The final thing I got working just tonight (which I was playing around with mostly to take my mind off of stuff. See tomorrow’s post for details), was a port of the Gambit Scheme interpreter. I know, Scheme is just like Javascript, only with an uglier syntax, but I still like it, and hopefully the lack of punctuation will make it easier to use on the iTouch. Heh.

Anyways, if you own an iPhone or iTouch, and have jailbroken it, be sure to add http://iphone.latte.ca/ to your list of Installer sources, and geek out!

Two Things About My Brother

I was pondering, a few weeks ago, how great my relationship with Blake is, how he respects me and treats me as equal in every way, and I wondered when and how I developed an intolerance for men who behave any differently. I cannot and do not abide any kind of sexist comments or behaviour, and I think that's partially why I have such a good relationship with Blake; because I would not give him the time of day if he weren't the kind of man who treats women as equal.
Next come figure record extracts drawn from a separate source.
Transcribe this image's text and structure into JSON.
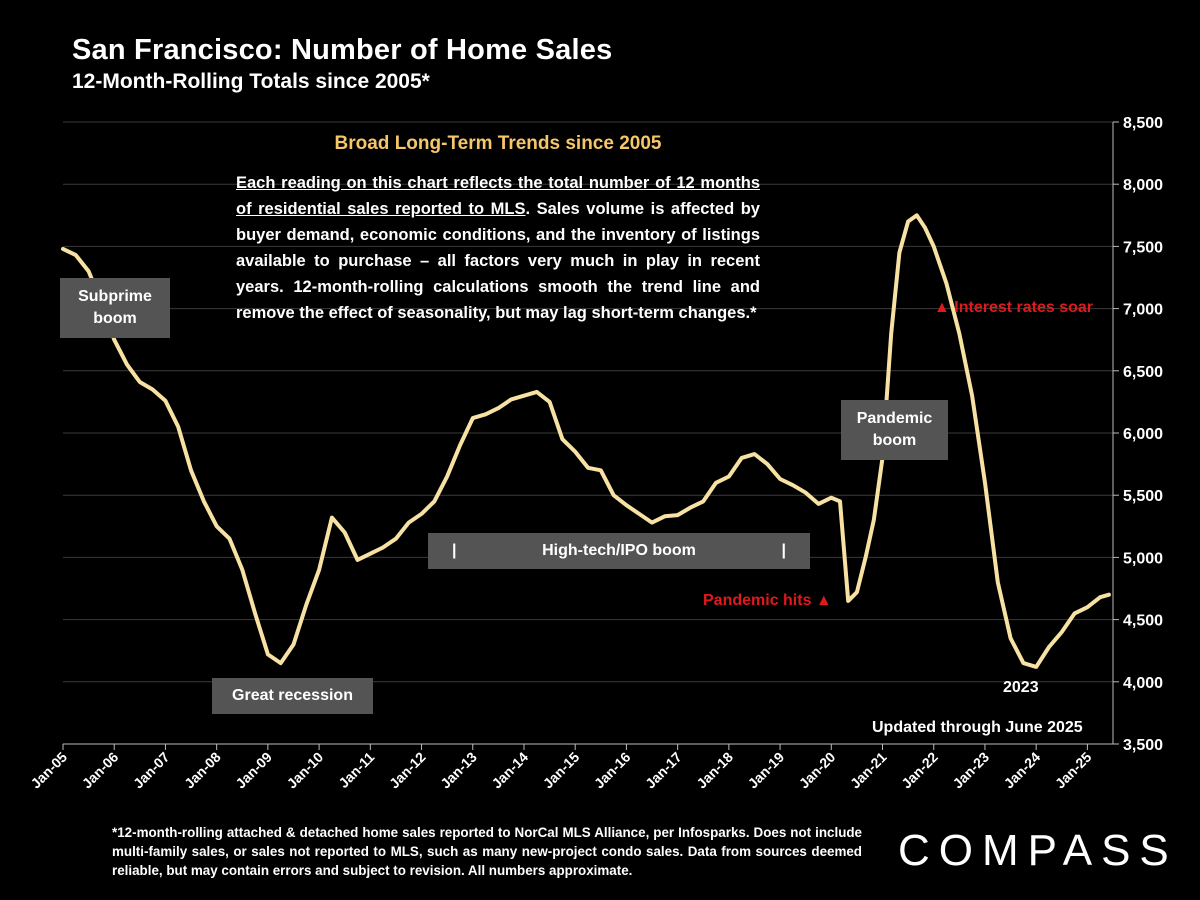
{
  "title": "San Francisco:  Number of Home Sales",
  "subtitle": "12-Month-Rolling Totals since 2005*",
  "box": {
    "title": "Broad Long-Term Trends since 2005",
    "underlined": "Each reading on this chart reflects the total number of 12 months of residential sales reported to MLS",
    "rest": ". Sales volume is affected by buyer demand, economic conditions, and the inventory of listings available to purchase – all factors very much in play in recent years. 12-month-rolling calculations smooth the trend line and remove the effect of seasonality, but may lag short-term changes.*"
  },
  "annotations": {
    "subprime": "Subprime boom",
    "great_recession": "Great recession",
    "high_tech": "High-tech/IPO boom",
    "high_tech_bar": "|",
    "pandemic_boom": "Pandemic boom",
    "pandemic_hits": "Pandemic hits ▲",
    "interest_rates": "▲ Interest rates soar",
    "year_2023": "2023",
    "updated": "Updated through June 2025"
  },
  "footnote": "*12-month-rolling attached & detached home sales reported to NorCal MLS Alliance, per Infosparks. Does not include multi-family sales, or sales not reported to MLS, such as many new-project condo sales. Data from sources deemed reliable, but may contain errors and subject to revision. All numbers approximate.",
  "logo": "COMPASS",
  "colors": {
    "line": "#f7e2a3",
    "accent_title": "#f6c66a",
    "red": "#e0191d",
    "tag_bg": "#545454"
  },
  "chart_data": {
    "type": "line",
    "y_axis_side": "right",
    "ylim": [
      3500,
      8500
    ],
    "yticks": [
      "3,500",
      "4,000",
      "4,500",
      "5,000",
      "5,500",
      "6,000",
      "6,500",
      "7,000",
      "7,500",
      "8,000",
      "8,500"
    ],
    "ytick_values": [
      3500,
      4000,
      4500,
      5000,
      5500,
      6000,
      6500,
      7000,
      7500,
      8000,
      8500
    ],
    "xticks": [
      "Jan-05",
      "Jan-06",
      "Jan-07",
      "Jan-08",
      "Jan-09",
      "Jan-10",
      "Jan-11",
      "Jan-12",
      "Jan-13",
      "Jan-14",
      "Jan-15",
      "Jan-16",
      "Jan-17",
      "Jan-18",
      "Jan-19",
      "Jan-20",
      "Jan-21",
      "Jan-22",
      "Jan-23",
      "Jan-24",
      "Jan-25"
    ],
    "xlim": [
      "Jan-05",
      "Jun-25"
    ],
    "grid": true,
    "series": [
      {
        "x": [
          2005.0,
          2005.25,
          2005.5,
          2005.75,
          2006.0,
          2006.25,
          2006.5,
          2006.75,
          2007.0,
          2007.25,
          2007.5,
          2007.75,
          2008.0,
          2008.25,
          2008.5,
          2008.75,
          2009.0,
          2009.25,
          2009.5,
          2009.75,
          2010.0,
          2010.25,
          2010.5,
          2010.75,
          2011.0,
          2011.25,
          2011.5,
          2011.75,
          2012.0,
          2012.25,
          2012.5,
          2012.75,
          2013.0,
          2013.25,
          2013.5,
          2013.75,
          2014.0,
          2014.25,
          2014.5,
          2014.75,
          2015.0,
          2015.25,
          2015.5,
          2015.75,
          2016.0,
          2016.25,
          2016.5,
          2016.75,
          2017.0,
          2017.25,
          2017.5,
          2017.75,
          2018.0,
          2018.25,
          2018.5,
          2018.75,
          2019.0,
          2019.25,
          2019.5,
          2019.75,
          2020.0,
          2020.17,
          2020.33,
          2020.5,
          2020.67,
          2020.83,
          2021.0,
          2021.17,
          2021.33,
          2021.5,
          2021.67,
          2021.83,
          2022.0,
          2022.25,
          2022.5,
          2022.75,
          2023.0,
          2023.25,
          2023.5,
          2023.75,
          2024.0,
          2024.25,
          2024.5,
          2024.75,
          2025.0,
          2025.25,
          2025.42
        ],
        "values": [
          7480,
          7430,
          7300,
          7050,
          6750,
          6550,
          6410,
          6350,
          6260,
          6050,
          5700,
          5450,
          5250,
          5150,
          4900,
          4550,
          4220,
          4150,
          4300,
          4620,
          4900,
          5320,
          5200,
          4980,
          5030,
          5080,
          5150,
          5280,
          5350,
          5450,
          5650,
          5900,
          6120,
          6150,
          6200,
          6270,
          6300,
          6330,
          6250,
          5950,
          5850,
          5720,
          5700,
          5500,
          5420,
          5350,
          5280,
          5330,
          5340,
          5400,
          5450,
          5600,
          5650,
          5800,
          5830,
          5750,
          5630,
          5580,
          5520,
          5430,
          5480,
          5450,
          4650,
          4720,
          5000,
          5300,
          5800,
          6800,
          7450,
          7700,
          7750,
          7650,
          7500,
          7200,
          6800,
          6300,
          5600,
          4800,
          4350,
          4150,
          4120,
          4280,
          4400,
          4550,
          4600,
          4680,
          4700
        ]
      }
    ]
  }
}
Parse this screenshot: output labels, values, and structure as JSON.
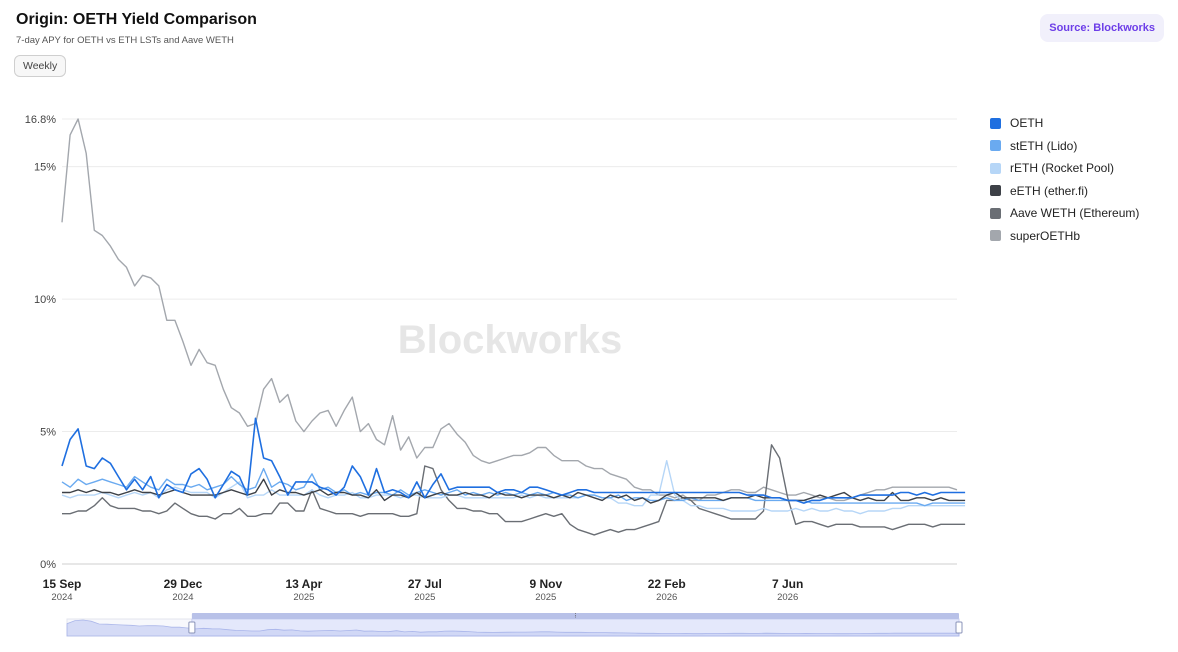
{
  "header": {
    "title": "Origin: OETH Yield Comparison",
    "subtitle": "7-day APY for OETH vs ETH LSTs and Aave WETH",
    "period_label": "Weekly",
    "source_label": "Source: Blockworks"
  },
  "watermark": "Blockworks",
  "colors": {
    "OETH": "#1f6fe0",
    "stETH (Lido)": "#6aaaf0",
    "rETH (Rocket Pool)": "#b6d6f7",
    "eETH (ether.fi)": "#3d4147",
    "Aave WETH (Ethereum)": "#6a6e74",
    "superOETHb": "#a3a7ad"
  },
  "chart_data": {
    "type": "line",
    "ylabel": "",
    "ylim": [
      0,
      16.8
    ],
    "yticks": [
      "0%",
      "5%",
      "10%",
      "15%",
      "16.8%"
    ],
    "ytick_values": [
      0,
      5,
      10,
      15,
      16.8
    ],
    "xticks": [
      {
        "label": "15 Sep",
        "year": "2024"
      },
      {
        "label": "29 Dec",
        "year": "2024"
      },
      {
        "label": "13 Apr",
        "year": "2025"
      },
      {
        "label": "27 Jul",
        "year": "2025"
      },
      {
        "label": "9 Nov",
        "year": "2025"
      },
      {
        "label": "22 Feb",
        "year": "2026"
      },
      {
        "label": "7 Jun",
        "year": "2026"
      }
    ],
    "x_start": "2024-09-15",
    "x_step_days": 7,
    "grid": true,
    "legend_placement": "right",
    "series": [
      {
        "name": "superOETHb",
        "values": [
          12.9,
          16.2,
          16.8,
          15.5,
          12.6,
          12.4,
          12.0,
          11.5,
          11.2,
          10.5,
          10.9,
          10.8,
          10.5,
          9.2,
          9.2,
          8.4,
          7.5,
          8.1,
          7.6,
          7.5,
          6.6,
          5.9,
          5.7,
          5.2,
          5.3,
          6.6,
          7.0,
          6.1,
          6.4,
          5.4,
          5.0,
          5.4,
          5.7,
          5.8,
          5.2,
          5.8,
          6.3,
          5.0,
          5.3,
          4.7,
          4.5,
          5.6,
          4.3,
          4.8,
          4.0,
          4.4,
          4.4,
          5.1,
          5.3,
          4.9,
          4.6,
          4.1,
          3.9,
          3.8,
          3.9,
          4.0,
          4.1,
          4.1,
          4.2,
          4.4,
          4.4,
          4.1,
          3.9,
          3.9,
          3.9,
          3.7,
          3.6,
          3.6,
          3.4,
          3.3,
          3.2,
          2.9,
          2.8,
          2.8,
          2.6,
          2.6,
          2.5,
          2.6,
          2.4,
          2.4,
          2.6,
          2.6,
          2.7,
          2.8,
          2.8,
          2.7,
          2.7,
          2.9,
          2.8,
          2.7,
          2.6,
          2.6,
          2.7,
          2.6,
          2.5,
          2.5,
          2.4,
          2.4,
          2.5,
          2.6,
          2.7,
          2.8,
          2.8,
          2.9,
          2.9,
          2.9,
          2.9,
          2.9,
          2.9,
          2.9,
          2.9,
          2.8
        ]
      },
      {
        "name": "Aave WETH (Ethereum)",
        "values": [
          1.9,
          1.9,
          2.0,
          2.0,
          2.2,
          2.5,
          2.2,
          2.1,
          2.1,
          2.1,
          2.0,
          2.0,
          1.9,
          2.0,
          2.3,
          2.1,
          1.9,
          1.8,
          1.8,
          1.7,
          1.9,
          1.9,
          2.1,
          1.8,
          1.8,
          1.9,
          1.9,
          2.3,
          2.3,
          2.0,
          2.0,
          2.8,
          2.1,
          2.0,
          1.9,
          1.9,
          1.9,
          1.8,
          1.9,
          1.9,
          1.9,
          1.9,
          1.8,
          1.8,
          1.9,
          3.7,
          3.6,
          2.8,
          2.4,
          2.1,
          2.1,
          2.0,
          2.0,
          1.9,
          1.9,
          1.6,
          1.6,
          1.6,
          1.7,
          1.8,
          1.9,
          1.8,
          1.9,
          1.5,
          1.3,
          1.2,
          1.1,
          1.2,
          1.3,
          1.2,
          1.3,
          1.3,
          1.4,
          1.5,
          1.6,
          2.4,
          2.4,
          2.5,
          2.4,
          2.1,
          2.0,
          1.9,
          1.8,
          1.7,
          1.7,
          1.7,
          1.7,
          2.0,
          4.5,
          4.0,
          2.5,
          1.5,
          1.6,
          1.6,
          1.5,
          1.4,
          1.5,
          1.5,
          1.5,
          1.4,
          1.4,
          1.4,
          1.4,
          1.3,
          1.4,
          1.5,
          1.5,
          1.5,
          1.4,
          1.5,
          1.5,
          1.5,
          1.5
        ]
      },
      {
        "name": "rETH (Rocket Pool)",
        "values": [
          2.6,
          2.5,
          2.6,
          2.6,
          2.6,
          2.7,
          2.6,
          2.5,
          2.6,
          2.7,
          2.6,
          2.7,
          2.5,
          2.8,
          2.9,
          2.8,
          2.7,
          2.7,
          2.7,
          2.5,
          2.7,
          2.9,
          3.1,
          2.5,
          2.6,
          2.6,
          2.8,
          2.6,
          2.6,
          2.6,
          2.6,
          2.8,
          2.6,
          2.5,
          2.6,
          2.6,
          2.7,
          2.5,
          2.5,
          2.6,
          2.6,
          2.6,
          2.5,
          2.6,
          2.6,
          2.5,
          2.5,
          2.5,
          2.6,
          2.6,
          2.5,
          2.5,
          2.5,
          2.5,
          2.5,
          2.5,
          2.5,
          2.6,
          2.5,
          2.6,
          2.5,
          2.5,
          2.5,
          2.5,
          2.5,
          2.6,
          2.6,
          2.5,
          2.5,
          2.3,
          2.3,
          2.2,
          2.2,
          2.6,
          2.6,
          3.9,
          2.6,
          2.4,
          2.2,
          2.2,
          2.1,
          2.1,
          2.1,
          2.0,
          2.0,
          2.0,
          2.0,
          2.1,
          2.0,
          2.0,
          2.0,
          2.1,
          2.0,
          2.1,
          2.0,
          2.0,
          2.1,
          2.0,
          2.0,
          1.9,
          2.0,
          2.0,
          2.0,
          2.1,
          2.1,
          2.2,
          2.2,
          2.2,
          2.2,
          2.2,
          2.2,
          2.2,
          2.2
        ]
      },
      {
        "name": "stETH (Lido)",
        "values": [
          3.1,
          2.9,
          3.2,
          3.0,
          3.1,
          3.2,
          3.1,
          3.0,
          2.9,
          3.3,
          3.1,
          2.9,
          2.8,
          3.2,
          3.0,
          3.0,
          2.9,
          3.0,
          2.8,
          2.9,
          3.0,
          3.3,
          3.0,
          2.8,
          2.9,
          3.6,
          2.9,
          3.1,
          3.0,
          2.8,
          2.9,
          3.4,
          2.8,
          2.9,
          2.7,
          2.8,
          2.6,
          2.7,
          2.6,
          2.7,
          2.7,
          2.6,
          2.8,
          2.6,
          2.7,
          2.8,
          2.7,
          2.6,
          2.7,
          2.8,
          2.6,
          2.7,
          2.6,
          2.7,
          2.6,
          2.7,
          2.6,
          2.7,
          2.6,
          2.7,
          2.6,
          2.7,
          2.6,
          2.6,
          2.5,
          2.6,
          2.6,
          2.5,
          2.5,
          2.6,
          2.4,
          2.5,
          2.5,
          2.4,
          2.4,
          2.5,
          2.4,
          2.4,
          2.5,
          2.4,
          2.4,
          2.4,
          2.4,
          2.5,
          2.5,
          2.5,
          2.4,
          2.4,
          2.4,
          2.4,
          2.4,
          2.4,
          2.4,
          2.3,
          2.3,
          2.3,
          2.3,
          2.3,
          2.3,
          2.3,
          2.3,
          2.3,
          2.3,
          2.3,
          2.3,
          2.3,
          2.3,
          2.2,
          2.3,
          2.3,
          2.3,
          2.3,
          2.3
        ]
      },
      {
        "name": "eETH (ether.fi)",
        "values": [
          2.7,
          2.7,
          2.8,
          2.7,
          2.8,
          2.7,
          2.7,
          2.6,
          2.7,
          2.8,
          2.7,
          2.7,
          2.6,
          2.7,
          2.8,
          2.7,
          2.6,
          2.6,
          2.6,
          2.6,
          2.7,
          2.8,
          2.7,
          2.6,
          2.7,
          3.2,
          2.6,
          2.8,
          2.7,
          2.7,
          2.6,
          2.7,
          2.8,
          2.6,
          2.7,
          2.7,
          2.6,
          2.6,
          2.5,
          2.8,
          2.4,
          2.6,
          2.6,
          2.5,
          2.7,
          2.5,
          2.6,
          2.7,
          2.6,
          2.6,
          2.7,
          2.6,
          2.6,
          2.5,
          2.7,
          2.6,
          2.6,
          2.5,
          2.6,
          2.6,
          2.6,
          2.5,
          2.6,
          2.5,
          2.7,
          2.6,
          2.5,
          2.4,
          2.6,
          2.5,
          2.6,
          2.4,
          2.5,
          2.3,
          2.4,
          2.6,
          2.7,
          2.5,
          2.5,
          2.5,
          2.5,
          2.5,
          2.4,
          2.5,
          2.5,
          2.5,
          2.6,
          2.5,
          2.5,
          2.5,
          2.4,
          2.4,
          2.4,
          2.5,
          2.6,
          2.5,
          2.6,
          2.7,
          2.5,
          2.4,
          2.5,
          2.4,
          2.4,
          2.7,
          2.4,
          2.4,
          2.5,
          2.5,
          2.4,
          2.5,
          2.4,
          2.4,
          2.4
        ]
      },
      {
        "name": "OETH",
        "values": [
          3.7,
          4.7,
          5.1,
          3.7,
          3.6,
          4.0,
          3.8,
          3.3,
          2.8,
          3.2,
          2.8,
          3.3,
          2.5,
          3.0,
          2.8,
          2.7,
          3.4,
          3.6,
          3.2,
          2.5,
          3.0,
          3.5,
          3.3,
          2.6,
          5.5,
          4.0,
          3.9,
          3.3,
          2.6,
          3.1,
          3.1,
          3.1,
          2.9,
          2.8,
          2.6,
          2.9,
          3.7,
          3.3,
          2.6,
          3.6,
          2.7,
          2.8,
          2.7,
          2.5,
          3.1,
          2.5,
          3.0,
          3.4,
          2.8,
          2.9,
          2.9,
          2.9,
          2.9,
          2.9,
          2.7,
          2.8,
          2.8,
          2.7,
          2.9,
          2.9,
          2.8,
          2.7,
          2.6,
          2.7,
          2.8,
          2.8,
          2.7,
          2.7,
          2.7,
          2.7,
          2.7,
          2.7,
          2.7,
          2.7,
          2.7,
          2.7,
          2.7,
          2.7,
          2.7,
          2.7,
          2.7,
          2.7,
          2.7,
          2.7,
          2.7,
          2.6,
          2.6,
          2.6,
          2.5,
          2.5,
          2.4,
          2.4,
          2.3,
          2.4,
          2.4,
          2.5,
          2.5,
          2.5,
          2.5,
          2.6,
          2.6,
          2.6,
          2.6,
          2.6,
          2.7,
          2.7,
          2.6,
          2.7,
          2.6,
          2.7,
          2.7,
          2.7,
          2.7
        ]
      }
    ],
    "legend": [
      "OETH",
      "stETH (Lido)",
      "rETH (Rocket Pool)",
      "eETH (ether.fi)",
      "Aave WETH (Ethereum)",
      "superOETHb"
    ]
  },
  "navigator": {
    "handle_glyph": "⁝",
    "range_start": 0.14,
    "range_end": 1.0
  }
}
But where does my insistance on respect come from, I wondered? Definitely not from my parents' relationship, which is really just kind of weird. Then I realized it was from my relationship with my brother. When we were growing up Dave and I were best friends; in each others' pockets, confidantes and pals, and Dave never ever suggested I was less capable, less intelligent, less anything because I was a girl. I don't think it even occurred to him; he always had female friends and he's one of those men who simply treats women as human beings. That set the bar pretty high for every other man on the planet, and so while I don't have many male friends, the ones I do have are golden, because they have to pass the "Dave Brown Don't Treat Me Like A Idiot" test.


I was listening to my iPod Shuffle and it gave me "So Far Away From Me" by Dire Straits and it took me back to one of the happiest memories of my adolescence. I used to spend countless hours and countless evenings in my brother's room just hanging out; I played games on his computer, and I guess we must have talked, although I don't remember about what. I remember it as dark in his room, and warm, and full of that teenage boy funky smell which to this day I still rather like. We used to listen to Dire Straits and Elton John and The Eagles and Don Henley and Travelling Wilburys and all that old man music that Dave favoured at the time and has probably grown out of by now. (I haven't! Love me some old man music.) I don't remember how often I was in Dave's room or for how long, but looking back it seems like I was there all the time, just enjoying his company. How many teenage brothers and sisters can say they had a relationship like that?

So there are two things about my brother (known about these parts as Uncle Dave). It was his thirty-fourth birthday yesterday. Happy Birthday Dave!

New Pictures Up

Well, apparently I will never have time to actually blog, but there are three pages of new pictures (November, December, and Christmas) up at the pictures page, so let's hope a picture really is worth a thousand words.